This role bridges enterprise data architecture and applied AI, defining how AI/ML technologies can automate metadata discovery, lineage analysis, and data-modernization planning.
Key Responsibilities - Develop and execute an AI/ML strategy for automating metadata ingestion, lineage inference, and anomaly detection.
- Identify and evaluate opportunities to embed Generative AI and predictive analytics into existing data-engineering processes.
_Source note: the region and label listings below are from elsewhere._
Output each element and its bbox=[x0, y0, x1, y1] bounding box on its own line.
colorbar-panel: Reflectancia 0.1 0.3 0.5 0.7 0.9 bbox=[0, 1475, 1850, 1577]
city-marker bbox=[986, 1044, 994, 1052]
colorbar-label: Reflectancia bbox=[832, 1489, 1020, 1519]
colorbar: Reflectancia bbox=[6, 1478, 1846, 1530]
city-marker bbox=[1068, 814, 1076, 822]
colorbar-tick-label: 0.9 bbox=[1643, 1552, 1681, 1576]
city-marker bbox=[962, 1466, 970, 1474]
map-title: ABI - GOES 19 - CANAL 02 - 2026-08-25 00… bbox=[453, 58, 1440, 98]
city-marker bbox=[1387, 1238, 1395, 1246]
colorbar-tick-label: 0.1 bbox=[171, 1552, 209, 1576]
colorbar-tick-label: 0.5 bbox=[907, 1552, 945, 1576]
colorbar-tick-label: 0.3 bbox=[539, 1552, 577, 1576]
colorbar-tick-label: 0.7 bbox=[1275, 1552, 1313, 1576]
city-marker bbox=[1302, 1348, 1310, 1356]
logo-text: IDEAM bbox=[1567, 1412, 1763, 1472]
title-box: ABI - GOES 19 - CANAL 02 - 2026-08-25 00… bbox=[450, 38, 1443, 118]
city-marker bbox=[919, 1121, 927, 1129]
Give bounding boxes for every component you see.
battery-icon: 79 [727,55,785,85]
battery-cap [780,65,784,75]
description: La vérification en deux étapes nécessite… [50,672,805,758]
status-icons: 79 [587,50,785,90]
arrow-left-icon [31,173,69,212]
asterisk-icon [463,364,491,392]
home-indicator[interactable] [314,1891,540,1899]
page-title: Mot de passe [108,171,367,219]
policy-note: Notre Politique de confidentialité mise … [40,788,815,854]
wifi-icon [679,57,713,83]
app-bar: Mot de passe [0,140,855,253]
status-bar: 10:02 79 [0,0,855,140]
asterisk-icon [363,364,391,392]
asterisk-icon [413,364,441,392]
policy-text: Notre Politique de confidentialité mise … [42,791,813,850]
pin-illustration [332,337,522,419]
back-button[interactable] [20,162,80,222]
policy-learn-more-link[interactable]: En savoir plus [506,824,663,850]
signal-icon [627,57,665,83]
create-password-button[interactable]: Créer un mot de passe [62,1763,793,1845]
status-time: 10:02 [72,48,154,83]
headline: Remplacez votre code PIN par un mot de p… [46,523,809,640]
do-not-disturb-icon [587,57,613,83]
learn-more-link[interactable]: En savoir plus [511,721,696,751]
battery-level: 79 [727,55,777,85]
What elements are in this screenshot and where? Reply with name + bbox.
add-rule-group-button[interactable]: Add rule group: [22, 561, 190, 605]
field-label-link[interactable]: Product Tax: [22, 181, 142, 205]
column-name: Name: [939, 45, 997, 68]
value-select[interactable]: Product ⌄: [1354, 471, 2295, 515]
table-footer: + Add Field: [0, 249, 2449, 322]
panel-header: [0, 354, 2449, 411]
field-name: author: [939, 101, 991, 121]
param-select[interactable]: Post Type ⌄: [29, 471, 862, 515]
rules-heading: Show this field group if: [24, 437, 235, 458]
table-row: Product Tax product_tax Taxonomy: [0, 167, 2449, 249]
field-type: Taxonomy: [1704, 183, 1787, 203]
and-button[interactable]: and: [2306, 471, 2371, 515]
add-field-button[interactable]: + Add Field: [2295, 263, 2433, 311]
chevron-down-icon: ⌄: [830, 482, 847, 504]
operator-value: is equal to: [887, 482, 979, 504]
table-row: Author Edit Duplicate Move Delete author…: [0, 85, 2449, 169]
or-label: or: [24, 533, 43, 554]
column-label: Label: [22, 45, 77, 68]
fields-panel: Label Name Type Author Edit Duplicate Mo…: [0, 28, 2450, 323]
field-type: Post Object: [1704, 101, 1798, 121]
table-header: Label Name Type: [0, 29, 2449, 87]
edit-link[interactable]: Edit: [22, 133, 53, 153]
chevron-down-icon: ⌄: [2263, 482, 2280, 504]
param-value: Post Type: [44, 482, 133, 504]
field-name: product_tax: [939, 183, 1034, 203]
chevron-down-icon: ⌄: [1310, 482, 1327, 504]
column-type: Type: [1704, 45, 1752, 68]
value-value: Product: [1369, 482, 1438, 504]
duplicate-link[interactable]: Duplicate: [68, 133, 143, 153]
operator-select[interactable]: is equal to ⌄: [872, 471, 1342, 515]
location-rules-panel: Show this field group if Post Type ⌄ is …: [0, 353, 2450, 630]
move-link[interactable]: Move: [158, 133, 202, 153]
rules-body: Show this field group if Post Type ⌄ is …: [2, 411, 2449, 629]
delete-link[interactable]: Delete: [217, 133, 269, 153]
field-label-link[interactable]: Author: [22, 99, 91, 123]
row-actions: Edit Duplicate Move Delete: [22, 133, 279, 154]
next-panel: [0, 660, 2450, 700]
- Collaborate with data-engineering and architecture teams to integrate AI solutions within AWS and Azure ecosystems.
- Assess, prototype, and recommend tools such as Azure AI Services, AWS SageMaker, Databricks ML, and OpenAI APIs.
- Define long-term modernization and automation roadmaps; produce clear documentation and stakeholder presentations.
- Establish governance and model-lifecycle best practices for AI components integrated into the data platform.
Required Skills & Experience - 10-15 years overall experience, with 3-5 years in AI/ML strategy or enterprise data-modernization leadership.
- Proven ability to design and implement AI-driven architectures for data-management or metadata initiatives.
- Strong understanding of metadata management, data-lineage frameworks, and data-governance principles.
- Hands-on familiarity with cloud AI platforms: Azure AI, AWS SageMaker, Databricks ML Flow, or comparable tools.
- Experience defining AI roadmaps, proof-of-concepts, and ROI frameworks for large organizations.
- Excellent stakeholder communication, executive reporting, and technical-writing skills.
Nice to Have - Consulting background in AI advisory, data strategy, or digital-transformation programs.
- Exposure to GenAI use cases for data quality, lineage inference, or ETL optimization.
- Understanding of data-modernization tools (BladeBridge, Informatica IDMC, Collibra, Alation).